I began my journey in Peru, where I graduated top of my class in Mechanical Engineering from the Universidad Nacional de San Agustín de Arequipa (UNSA).
My academic performance earned me the prestigious Beca Presidente del Perú, a national full scholarship awarded to the country’s top students.
After graduation, I was selected as one of 100 finalists out of 16,000 applicants to join Freeport-McMoRan, where I developed Machine Learning solutions for predictive maintenance (Remaining Useful Life) across global mining operations, combining: data science, reliability engineering, and real-world industrial systems.
Currently, at Bosch Rexroth, I design and orchestrate Docker-based ETL pipelines, real-time monitoring systems, and machine/deep learning models for predictive maintenance of hydraulic systems.
My work bridges industrial automation and AI-driven data architectures, connecting physical assets with scalable, intelligent software systems.
AI Architectures & Time-Series Intelligence
Development of advanced ML/DL architectures including: LSTM networks with attention CNN-based temporal filters and survival models for Remaining Useful Life (RUL) prediction, anomaly detection, and adaptive retraining in high-frequency industrial data environments.
Expertise in explainable AI using SHAP, PDP, and interpretability frameworks for model transparency and reliability.
Scalable Data & ETL Orchestration
Design of modular ETL pipelines and multi-container architectures using Dagster, Apache Airflow, and Docker.
Implementation of real-time dataflows integrating SQL/NoSQL systems (PostgreSQL, Snowflake, InfluxDB) and streaming technologies (Kafka, Solace, MQTT) for industrial telemetry.
Industrial Connectivity & Cyber-Physical Systems
Integration of OPC UA, MQTT, and CtrlX Core communication frameworks for robust data acquisition across hydraulic, robotic, and automation systems.
Bridging control theory, system identification, and AI-based condition monitoring to enable self-diagnostic industrial assets.
Cloud, DevOps & Scalable Deployment
End-to-end deployment of ML pipelines using Azure Machine Learning and Databricks, with full CI/CD integration and containerized workflows.
Strong focus on reproducibility, versioned data pipelines, and edge-cloud synchronization for Industrial AI.

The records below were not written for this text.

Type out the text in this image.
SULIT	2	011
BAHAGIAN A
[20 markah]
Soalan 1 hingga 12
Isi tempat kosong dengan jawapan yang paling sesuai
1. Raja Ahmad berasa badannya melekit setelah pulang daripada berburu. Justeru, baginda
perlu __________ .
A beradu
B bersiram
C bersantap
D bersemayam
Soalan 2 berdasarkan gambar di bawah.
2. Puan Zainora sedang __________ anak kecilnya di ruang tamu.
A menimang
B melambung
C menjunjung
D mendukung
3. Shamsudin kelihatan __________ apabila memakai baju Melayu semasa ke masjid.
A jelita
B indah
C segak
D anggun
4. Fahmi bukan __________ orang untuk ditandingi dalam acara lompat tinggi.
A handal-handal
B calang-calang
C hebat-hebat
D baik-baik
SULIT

I aim to pursue a Ph.D. in Robotics, Control Systems, or Industrial AI, developing impactful technologies that bridge data and physical systems.
M.Sc. Computational Science and Engineering
University Ulm
M.Sc. in Advanced Precision Engineering
Hochschule Furtwangen
Diplom in Machine and deep Learning
Universidad catolica san pablo
B.Sc. in Mechanical Engineering
Universidad Nacional de San Agustin de Arequipa
GPA: 15.23/20.0
National Scholarship “Beca Presidente del Peru” Winner, ranking the first in the department for five consecutive years.